I have some thoughts on how to deal with this, which are below. However, I am concerned I may be overcomplicating things and that there may be much simpler solutions to this problem. 

 

  1. Load the data from the local file.
  2. Run a thread for the following:
  3. Run a query (ID_QUERY) to ascertain which rows are now available to the user:
    SELECT id FROM DOCS_TABLE WHERE [COMPLICATED_WHERE_STATEMENT]
     
  4. Check the locally saved data against the result of this query to see what rows are no longer available to the user and remove them.
  5. Build a list of ids from the locally saved data (EXISTING_ID_ARRAY).
  6. Check the locally saved data against the results from ID_QUERY to see whether there are any new records to be added and build a list of the ids (NEW_ID_ARRAY).
  7. Run the refresh query using the arrays: SELECT [fields] FROMDOCS_TABLE WHERE (id in ([NEW_ID_ARRAY])) OR (id in [EXISTING_ID_ARRAY] ANDLAST_UPDATED >[STORED_TIMESTAMP]). Subject to my whole theory being cock-eyed I am pretty sure NEW_ID_ARRAY is the way to go. The part that concerns me is  EXISTING_ID_ARRAY? Whilst it will cut out the use of the COMPLICATED_WHERE_STATEMENT and enable the query to focus explicitly on a group of records clearly identified,  I would think the size of the array, could become a problem. Is there a law of diminishing returns with an IN clause? For example, if there were 1M records in the table and 20 items in the array, I suppose it must be the case using EXISTING_ID_ARRAY will be quicker than using COMPLICATED_WHERE_STATEMENT. But what if the array contained 800K of ids?
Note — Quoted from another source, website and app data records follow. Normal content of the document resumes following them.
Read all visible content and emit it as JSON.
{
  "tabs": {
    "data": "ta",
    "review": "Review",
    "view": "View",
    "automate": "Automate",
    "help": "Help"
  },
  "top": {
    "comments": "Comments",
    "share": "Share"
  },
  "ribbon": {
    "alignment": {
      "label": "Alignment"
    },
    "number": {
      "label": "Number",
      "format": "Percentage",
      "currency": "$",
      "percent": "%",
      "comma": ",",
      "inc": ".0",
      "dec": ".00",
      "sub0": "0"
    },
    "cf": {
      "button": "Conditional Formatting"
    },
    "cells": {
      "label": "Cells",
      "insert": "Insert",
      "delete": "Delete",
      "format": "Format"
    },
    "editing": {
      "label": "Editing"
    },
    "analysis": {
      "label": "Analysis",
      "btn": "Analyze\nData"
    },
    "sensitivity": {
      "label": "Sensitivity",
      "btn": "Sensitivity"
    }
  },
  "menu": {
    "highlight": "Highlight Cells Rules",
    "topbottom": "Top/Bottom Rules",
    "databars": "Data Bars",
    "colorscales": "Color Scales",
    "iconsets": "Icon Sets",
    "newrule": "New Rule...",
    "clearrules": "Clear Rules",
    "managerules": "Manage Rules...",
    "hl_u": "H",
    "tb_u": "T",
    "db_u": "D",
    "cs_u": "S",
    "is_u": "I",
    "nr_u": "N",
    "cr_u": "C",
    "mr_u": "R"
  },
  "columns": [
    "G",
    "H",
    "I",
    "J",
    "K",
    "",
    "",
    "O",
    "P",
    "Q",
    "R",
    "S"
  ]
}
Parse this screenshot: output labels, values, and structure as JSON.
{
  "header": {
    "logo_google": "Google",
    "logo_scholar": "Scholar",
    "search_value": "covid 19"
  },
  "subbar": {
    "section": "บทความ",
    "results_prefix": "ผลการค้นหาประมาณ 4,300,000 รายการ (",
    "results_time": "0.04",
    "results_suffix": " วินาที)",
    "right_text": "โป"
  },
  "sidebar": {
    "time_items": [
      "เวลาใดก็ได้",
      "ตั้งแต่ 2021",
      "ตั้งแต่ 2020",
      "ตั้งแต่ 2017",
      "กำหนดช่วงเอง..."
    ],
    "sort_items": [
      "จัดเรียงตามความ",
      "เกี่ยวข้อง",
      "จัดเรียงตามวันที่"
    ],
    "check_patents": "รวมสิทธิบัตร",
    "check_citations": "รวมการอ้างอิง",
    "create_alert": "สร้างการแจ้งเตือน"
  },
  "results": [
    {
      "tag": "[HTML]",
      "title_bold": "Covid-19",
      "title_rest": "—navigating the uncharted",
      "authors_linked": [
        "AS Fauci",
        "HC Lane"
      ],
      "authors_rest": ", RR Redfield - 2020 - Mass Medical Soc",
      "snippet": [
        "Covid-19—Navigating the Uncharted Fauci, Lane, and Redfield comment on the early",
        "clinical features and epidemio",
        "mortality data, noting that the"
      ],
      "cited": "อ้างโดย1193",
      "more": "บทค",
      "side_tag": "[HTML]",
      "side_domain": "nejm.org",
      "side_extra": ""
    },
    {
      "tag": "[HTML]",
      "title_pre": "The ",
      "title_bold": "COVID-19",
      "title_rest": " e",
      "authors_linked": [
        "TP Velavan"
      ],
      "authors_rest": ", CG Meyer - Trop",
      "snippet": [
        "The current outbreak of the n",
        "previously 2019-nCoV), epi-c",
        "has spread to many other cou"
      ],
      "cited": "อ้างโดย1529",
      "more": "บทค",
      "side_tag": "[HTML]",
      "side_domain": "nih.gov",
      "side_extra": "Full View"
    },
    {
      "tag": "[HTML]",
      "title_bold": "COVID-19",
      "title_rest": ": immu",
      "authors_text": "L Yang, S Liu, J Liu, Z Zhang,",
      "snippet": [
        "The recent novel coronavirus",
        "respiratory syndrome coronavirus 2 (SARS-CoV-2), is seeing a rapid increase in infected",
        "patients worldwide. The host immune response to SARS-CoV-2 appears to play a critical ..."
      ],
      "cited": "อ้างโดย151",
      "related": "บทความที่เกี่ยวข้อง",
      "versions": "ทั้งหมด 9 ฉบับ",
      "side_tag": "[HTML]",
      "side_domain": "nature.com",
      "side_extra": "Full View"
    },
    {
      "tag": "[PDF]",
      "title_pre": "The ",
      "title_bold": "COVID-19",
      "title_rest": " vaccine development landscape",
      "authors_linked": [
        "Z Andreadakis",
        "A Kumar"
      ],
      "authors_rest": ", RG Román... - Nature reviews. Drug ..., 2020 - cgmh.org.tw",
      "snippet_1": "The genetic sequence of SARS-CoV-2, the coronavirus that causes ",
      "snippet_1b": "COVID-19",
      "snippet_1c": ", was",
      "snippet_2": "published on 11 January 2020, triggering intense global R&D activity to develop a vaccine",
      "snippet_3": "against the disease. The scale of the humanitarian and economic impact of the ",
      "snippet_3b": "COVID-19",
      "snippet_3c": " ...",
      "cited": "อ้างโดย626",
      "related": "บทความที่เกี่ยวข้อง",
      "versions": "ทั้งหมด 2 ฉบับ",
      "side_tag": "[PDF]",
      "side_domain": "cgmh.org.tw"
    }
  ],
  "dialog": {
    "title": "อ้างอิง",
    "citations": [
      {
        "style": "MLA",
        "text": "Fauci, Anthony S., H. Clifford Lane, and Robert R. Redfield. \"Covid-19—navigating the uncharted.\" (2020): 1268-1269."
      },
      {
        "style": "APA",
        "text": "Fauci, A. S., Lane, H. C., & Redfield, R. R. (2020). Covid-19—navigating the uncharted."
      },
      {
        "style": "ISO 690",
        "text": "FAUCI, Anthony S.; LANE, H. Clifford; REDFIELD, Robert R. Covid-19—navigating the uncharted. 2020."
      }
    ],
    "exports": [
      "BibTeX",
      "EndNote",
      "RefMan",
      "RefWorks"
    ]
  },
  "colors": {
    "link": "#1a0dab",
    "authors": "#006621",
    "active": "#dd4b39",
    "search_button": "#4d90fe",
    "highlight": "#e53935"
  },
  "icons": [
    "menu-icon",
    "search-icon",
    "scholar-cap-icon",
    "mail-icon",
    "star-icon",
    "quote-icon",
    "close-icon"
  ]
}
I guess it has to be significantly less efficient to use EXISTING_ID_ARRAY and more efficient to use COMPLICATED_WHERE_STATEMENT.

 

I appreciate without providing full details of the structure of DOCS_TABLE and the various joined tables, the data being retrieved from it and the full nature of the COMPLICATED_WHERE_STATEMENT, I may be asking for a comparison between apples and pears. What I am really interested in is whether my logic set out above is sound or idiotic and any suggestions on how best to achieve what I am trying to achieve.

Share this post


Link to post

Why so complicated? Dump DOCS_TABLE and rebuild it from scratch - assuming you actually have access to the server. Otherwise you have to work with the data available in DOCS_TABLE anyway.

  • Like 1

Share this post


Link to post

It can be a pretty massive table, which can take a long while to load. It obviously loads much quicker from local file (even though encrypted). I am keen to avoid passing unnecessary traffic to the server, hence suggestion of local file and update with only the data necessary. There could be just a handful of records to update. I really don't want to download the lot again just for that.

 

I think this is a sensible way to approach it. I'm just not sure that the way I propose to handle it is the most sensible. But I am keen to avoid full reload of whole table.

Share this post


Link to post

Whatever you implement, you should always measure the performance against the brute force update.

 

If the server were a recent InterBase one, you could make it simple and fast with Change Views, but these are not available with other databases.

Share this post


Link to post

In a good database, the cost of complicated where statements usually is limited once you have tweaked your indexes.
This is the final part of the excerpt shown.